At least 54 people have been killed when a jet fighter blew up a fuel station amid heavy fighting between government and rebel forces in northern Syria, a British-based monitoring group has said.
The Syrian Observatory for Human Rights, which has a network of activists across Syria reporting on government violence during the 18-month-old revolt, cited an activist in al-Riqqa province as saying on Thursday.
“The petrol station is the only one that is still open to customers in the area, and it was packed,” a media activist who identified himself as Abu Muawiya told the AFP news agency via Skype.
“It was hit by a fighter jet. The only reason why it would strike the petrol station with a jet is to kill the highest number of people possible,” he said.
A video published by activists, said to be from al-Riqqa, showed black clouds of smoke rising from the wreckage of the petrol station as residents examined the scene after the attack by an air force jet.
Government forces shelled rebels near a border crossing with Turkey about 30km away on the northern fringes of
al-Riqqa, a day after it was seized by the opposition fighters.
It was impossible to verify the claim due to state restrictions on the media.
Palestinian camp shelled
Meanwhile, Syrian armed forces have shelled al-Hajar al-Aswad and the Palestinian refugee camp of Yarmouk in the capital Damascus, according to pro-state media reports.
|Syrian forces have raided Palestinian camp in Damascus|
Addounia TV reported that the Syrian army had also carried out hundreds of arrests on Thursday of what it called “terrorists” at al-Talnaa garden and al-Waseem mosque in the Yarmouk refugee camp.
The Syrian government uses the term “terrorists” as a reference to members of the armed opposition who are fighting to overthrow President Bashar al-Assad.
In a separate incident, state media blamed a helicopter gunship crash on an accident although monitors said rebels shot it down.
The military helicopter that went down outside Damascus crashed after an accident with a civilian aircraft, state television said.
“This morning’s helicopter crash resulted from an accident in the air when the helicopter’s rotor clipped the tail of a Syrian Air plane carrying 200 passengers,” it said.
It cited air traffic controllers at Damascus airport and Syrian Air as saying the airliner landed safely.
Earlier, the SOHR reported the helicopter had been downed by rebels following a series of explosions in the restive town of Douma, northeast of the capital.
The latest developments came amid criticism by Syrian ambassador to the UN of a report that said his country’s forces were guilty of committing violence against children caught up in the 18-month uprising.
Ambassador Bashar Jaafari called the allegations made in the report hostile propaganda, and said armed groups were violating the rights of children, not the government.
“We would also have preferred for the Special Representative for the Secretary General to include in the paragraphs addressing the Syrian Arab Republic the acts that have been perpetrated by armed terrorist groups that have been sustained and financed by foreign parties,” Jaafari said on Wednesday.
“These groups have destroyed more than 2,600 schools and kindergartens.
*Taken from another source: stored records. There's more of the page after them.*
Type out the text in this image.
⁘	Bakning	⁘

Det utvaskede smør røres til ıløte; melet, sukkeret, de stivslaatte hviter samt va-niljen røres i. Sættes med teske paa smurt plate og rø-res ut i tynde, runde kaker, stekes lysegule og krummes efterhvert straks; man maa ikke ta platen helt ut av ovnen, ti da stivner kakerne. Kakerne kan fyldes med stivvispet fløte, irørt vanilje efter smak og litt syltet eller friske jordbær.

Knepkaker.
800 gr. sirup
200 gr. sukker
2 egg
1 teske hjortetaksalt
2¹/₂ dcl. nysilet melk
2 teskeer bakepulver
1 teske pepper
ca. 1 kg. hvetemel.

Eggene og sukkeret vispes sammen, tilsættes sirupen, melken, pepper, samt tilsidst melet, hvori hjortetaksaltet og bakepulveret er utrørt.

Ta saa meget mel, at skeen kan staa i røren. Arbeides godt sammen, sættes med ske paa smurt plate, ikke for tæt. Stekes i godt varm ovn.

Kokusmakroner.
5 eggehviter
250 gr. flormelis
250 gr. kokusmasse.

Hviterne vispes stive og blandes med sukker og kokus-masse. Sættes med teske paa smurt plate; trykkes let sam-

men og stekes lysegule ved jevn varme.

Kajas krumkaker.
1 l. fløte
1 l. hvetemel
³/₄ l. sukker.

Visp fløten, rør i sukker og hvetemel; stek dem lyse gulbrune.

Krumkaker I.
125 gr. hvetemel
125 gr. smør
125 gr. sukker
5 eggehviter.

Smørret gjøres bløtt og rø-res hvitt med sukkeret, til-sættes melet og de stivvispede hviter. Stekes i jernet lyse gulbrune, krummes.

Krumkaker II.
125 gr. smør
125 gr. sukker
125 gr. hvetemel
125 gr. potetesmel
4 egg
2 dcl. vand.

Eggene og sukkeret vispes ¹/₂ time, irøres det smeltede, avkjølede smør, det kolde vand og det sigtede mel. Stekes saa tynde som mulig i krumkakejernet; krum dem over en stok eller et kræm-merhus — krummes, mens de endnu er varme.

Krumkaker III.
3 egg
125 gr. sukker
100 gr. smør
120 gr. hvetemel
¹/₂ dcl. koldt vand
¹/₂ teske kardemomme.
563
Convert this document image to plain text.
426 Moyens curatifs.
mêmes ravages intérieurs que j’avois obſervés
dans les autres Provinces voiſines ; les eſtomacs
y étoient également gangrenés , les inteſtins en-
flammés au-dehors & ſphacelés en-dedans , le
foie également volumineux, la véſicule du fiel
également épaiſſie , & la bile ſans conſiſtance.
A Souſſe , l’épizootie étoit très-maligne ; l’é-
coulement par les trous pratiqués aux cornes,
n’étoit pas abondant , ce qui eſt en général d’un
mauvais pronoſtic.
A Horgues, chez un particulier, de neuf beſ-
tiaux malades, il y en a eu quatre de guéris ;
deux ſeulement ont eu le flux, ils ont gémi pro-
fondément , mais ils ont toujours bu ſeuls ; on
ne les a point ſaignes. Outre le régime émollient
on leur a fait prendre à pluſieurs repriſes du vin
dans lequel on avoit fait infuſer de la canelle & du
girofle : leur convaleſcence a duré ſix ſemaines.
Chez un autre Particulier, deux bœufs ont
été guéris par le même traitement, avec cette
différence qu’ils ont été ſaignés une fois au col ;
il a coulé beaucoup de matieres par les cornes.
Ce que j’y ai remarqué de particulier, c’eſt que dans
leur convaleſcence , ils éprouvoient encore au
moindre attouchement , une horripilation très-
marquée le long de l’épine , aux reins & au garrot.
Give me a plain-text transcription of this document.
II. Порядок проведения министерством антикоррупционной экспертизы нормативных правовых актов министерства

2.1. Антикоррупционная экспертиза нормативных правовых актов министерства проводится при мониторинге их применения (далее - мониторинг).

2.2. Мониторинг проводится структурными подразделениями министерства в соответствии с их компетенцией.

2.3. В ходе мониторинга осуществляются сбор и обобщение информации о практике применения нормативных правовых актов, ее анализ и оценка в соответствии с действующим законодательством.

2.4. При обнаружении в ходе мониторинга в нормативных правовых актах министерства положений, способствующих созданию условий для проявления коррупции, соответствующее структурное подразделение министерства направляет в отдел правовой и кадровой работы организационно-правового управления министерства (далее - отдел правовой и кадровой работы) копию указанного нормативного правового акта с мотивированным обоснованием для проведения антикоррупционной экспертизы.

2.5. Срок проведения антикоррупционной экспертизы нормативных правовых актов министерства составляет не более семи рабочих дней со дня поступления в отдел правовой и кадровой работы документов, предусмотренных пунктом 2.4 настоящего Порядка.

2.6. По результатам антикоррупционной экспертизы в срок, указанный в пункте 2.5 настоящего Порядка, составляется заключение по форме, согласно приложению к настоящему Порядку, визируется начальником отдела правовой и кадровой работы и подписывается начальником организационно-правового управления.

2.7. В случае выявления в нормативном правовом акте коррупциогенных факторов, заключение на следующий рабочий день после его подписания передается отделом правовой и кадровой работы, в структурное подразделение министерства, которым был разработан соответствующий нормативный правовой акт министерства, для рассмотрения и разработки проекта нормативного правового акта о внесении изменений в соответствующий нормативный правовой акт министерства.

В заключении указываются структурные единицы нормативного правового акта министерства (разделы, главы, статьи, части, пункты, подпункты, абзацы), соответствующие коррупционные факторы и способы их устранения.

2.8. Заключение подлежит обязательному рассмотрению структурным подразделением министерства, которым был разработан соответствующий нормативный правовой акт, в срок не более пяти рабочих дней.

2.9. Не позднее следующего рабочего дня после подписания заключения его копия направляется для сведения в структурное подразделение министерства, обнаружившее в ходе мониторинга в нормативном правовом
They have also targeted health centres.
“It is these armed groups who are violating the rights of Syria’s children.”
As new diplomatic efforts are made outside the country, the violence within Syria rages on, with activists reporting renewed shelling in al-Bab town in Aleppo province and more fighting in Douma, a battleground town near Damascus, the capital.
Meanwhile, Iran’s parliamentary speaker, Ali Larijani, said that his country had held talks with Syrian opposition groups, according to a transcript of an interview released by the UK’s Financial Times.
In the interview, published on Wednesday, Larijani said according to reports he received there was contact with the Muslim Brotherhood of Syria “to bring about peace and to support necessary reforms”.
It was unclear when the discussions, held in Tehran, took place or whether they yielded any progress.
Larijani described the Syrian opposition as “multi-layered,” without a unified leader. “They have various intentions and opinions,” he told the newspaper.